I am really not sure about the following problem, I tried to answer it according to conversion rules the best I can. I was wondering if someone can give me some hints as to whether or not I am on the right track.
Many thanks in advance.
Convert to Regular Expressions
L1 = {w | w begins with a 1 and ends with a 0.} = 1E*0
L2 = {w | w contains the substring 0101} = E*0101E*
L3 = {w | the length of w does not exceed 5} = EEEEE
L4 = {w | every odd position of w is a 1} = (E*=1 intersection E*E*)
L5 = { w | w contains an odd number of 1s, or exactly 2 0s. } = (E)* U (E=0)*2
As for $L_1$ you are right, if you would like a more generic approach, it would be $1E^* \cap E^* 0$ which indeed equals $1E^*0$. The thing to remember is that conjunction "and" can be often thought of as intersection of languages.

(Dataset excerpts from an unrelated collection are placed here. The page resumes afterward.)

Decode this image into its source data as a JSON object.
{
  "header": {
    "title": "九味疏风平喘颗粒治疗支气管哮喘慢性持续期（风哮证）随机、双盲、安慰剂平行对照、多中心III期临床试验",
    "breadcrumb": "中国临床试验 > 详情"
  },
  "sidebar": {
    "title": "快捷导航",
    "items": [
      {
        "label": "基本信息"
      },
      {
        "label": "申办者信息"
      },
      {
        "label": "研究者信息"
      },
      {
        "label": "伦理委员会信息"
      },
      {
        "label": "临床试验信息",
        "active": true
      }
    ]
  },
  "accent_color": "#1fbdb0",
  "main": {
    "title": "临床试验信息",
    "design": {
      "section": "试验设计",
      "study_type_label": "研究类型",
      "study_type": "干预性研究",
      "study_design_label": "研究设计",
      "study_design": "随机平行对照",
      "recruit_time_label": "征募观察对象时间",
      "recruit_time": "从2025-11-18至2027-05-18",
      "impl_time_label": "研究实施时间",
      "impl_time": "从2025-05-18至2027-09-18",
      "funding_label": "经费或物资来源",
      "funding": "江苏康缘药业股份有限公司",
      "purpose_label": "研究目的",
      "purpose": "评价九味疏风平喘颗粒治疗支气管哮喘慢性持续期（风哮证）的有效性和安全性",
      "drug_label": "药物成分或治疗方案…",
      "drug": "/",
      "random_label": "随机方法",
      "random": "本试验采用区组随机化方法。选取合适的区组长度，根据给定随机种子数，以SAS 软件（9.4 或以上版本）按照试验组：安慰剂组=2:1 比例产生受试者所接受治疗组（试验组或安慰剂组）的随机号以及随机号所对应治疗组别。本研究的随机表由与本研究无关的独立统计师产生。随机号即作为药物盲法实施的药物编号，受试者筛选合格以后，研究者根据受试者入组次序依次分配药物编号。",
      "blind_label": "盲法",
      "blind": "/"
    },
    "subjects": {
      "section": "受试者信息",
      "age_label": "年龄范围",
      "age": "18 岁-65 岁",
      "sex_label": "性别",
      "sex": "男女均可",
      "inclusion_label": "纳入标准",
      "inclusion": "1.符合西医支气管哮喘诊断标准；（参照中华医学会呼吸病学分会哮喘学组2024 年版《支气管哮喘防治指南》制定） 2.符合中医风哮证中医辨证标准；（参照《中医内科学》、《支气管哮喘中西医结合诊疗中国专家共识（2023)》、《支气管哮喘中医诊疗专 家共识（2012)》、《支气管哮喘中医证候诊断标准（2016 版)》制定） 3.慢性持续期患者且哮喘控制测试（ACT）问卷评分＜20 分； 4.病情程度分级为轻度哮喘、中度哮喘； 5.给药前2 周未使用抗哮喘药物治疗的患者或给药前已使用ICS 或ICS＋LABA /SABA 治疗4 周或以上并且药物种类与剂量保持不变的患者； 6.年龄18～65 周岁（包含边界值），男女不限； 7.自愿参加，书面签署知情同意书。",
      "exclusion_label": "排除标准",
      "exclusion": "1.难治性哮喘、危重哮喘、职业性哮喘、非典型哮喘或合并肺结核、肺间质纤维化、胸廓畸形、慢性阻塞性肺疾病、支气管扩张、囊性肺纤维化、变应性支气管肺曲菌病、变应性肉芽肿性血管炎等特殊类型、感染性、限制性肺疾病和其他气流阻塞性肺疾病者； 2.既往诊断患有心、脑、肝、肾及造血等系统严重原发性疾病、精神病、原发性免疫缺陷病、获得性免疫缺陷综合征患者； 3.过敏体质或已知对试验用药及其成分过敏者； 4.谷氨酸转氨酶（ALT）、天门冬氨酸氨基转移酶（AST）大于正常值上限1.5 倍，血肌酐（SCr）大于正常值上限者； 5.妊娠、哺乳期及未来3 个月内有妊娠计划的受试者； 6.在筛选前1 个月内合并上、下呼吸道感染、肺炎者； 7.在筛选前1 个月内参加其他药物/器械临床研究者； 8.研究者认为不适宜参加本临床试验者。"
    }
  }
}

Regarding $L_2$, it is also ok.
Your answer to $L_3$ is wrong, $EEEEE$ means exactly 5 symbols, where "does not exceed $5$ allows for much more, e.g. empty string. One way to achieve this is $\{\varepsilon\} \cup E \cup EE \cup EEE \cup E^4 \cup E^5$ or shorter $\bigcup_{k=0}^{5}E^k$.
In $L_4$ I do not understand your notation $E^*=1$. Also $E^*E^*$ equals $E^*$, that is, if you join two arbitrary strings of any length you will get just an arbitrary string of some length, on the other hand $(EE)^*$ would be different, in fact the length of $(EE)^*$ has to be even. Observe:
\begin{align} \{\varepsilon\} = E^0 = (E^2)^0 \\ EE = E^2 = (E^2)^1 \\ EEEE = E^4 = (E^2)^2 \\ EEEEEE = E^6 = (E^2)^3 \\ EEEEEEEE = E^8 = (E^2)^4 \end{align}
$$\{\varepsilon\} \cup EE \cup EEEE \cup \ldots = (E^2)^0 \cup (E^2)^1 \cup (E^2)^2 \cup \ldots = (E^2)^*$$
Taking this into account, strings which contain $1$ on their odd positions are build from blocks $1\alpha$ for $\alpha \in E$ (I assume that first position has number 1) or in short form $1E$. To give you a hint, $(1E)^*$ would be a language of strings of even length with $1$ on odd positions. Try to work out the expression for any length.
$L_5$ could be better. Two $0$s should be $1^*01^*01^*$ or shorter $(1^*0)^21^*$. Four zeros would be $(1^*0)^41^*$, and using the example from $L_4$ try to find the correct expression for odd number of 1s. Some more hints: as "and" often involves intersection $\cap$, "or" usually ends up being some union $\cup$.
Hope this helps ;-)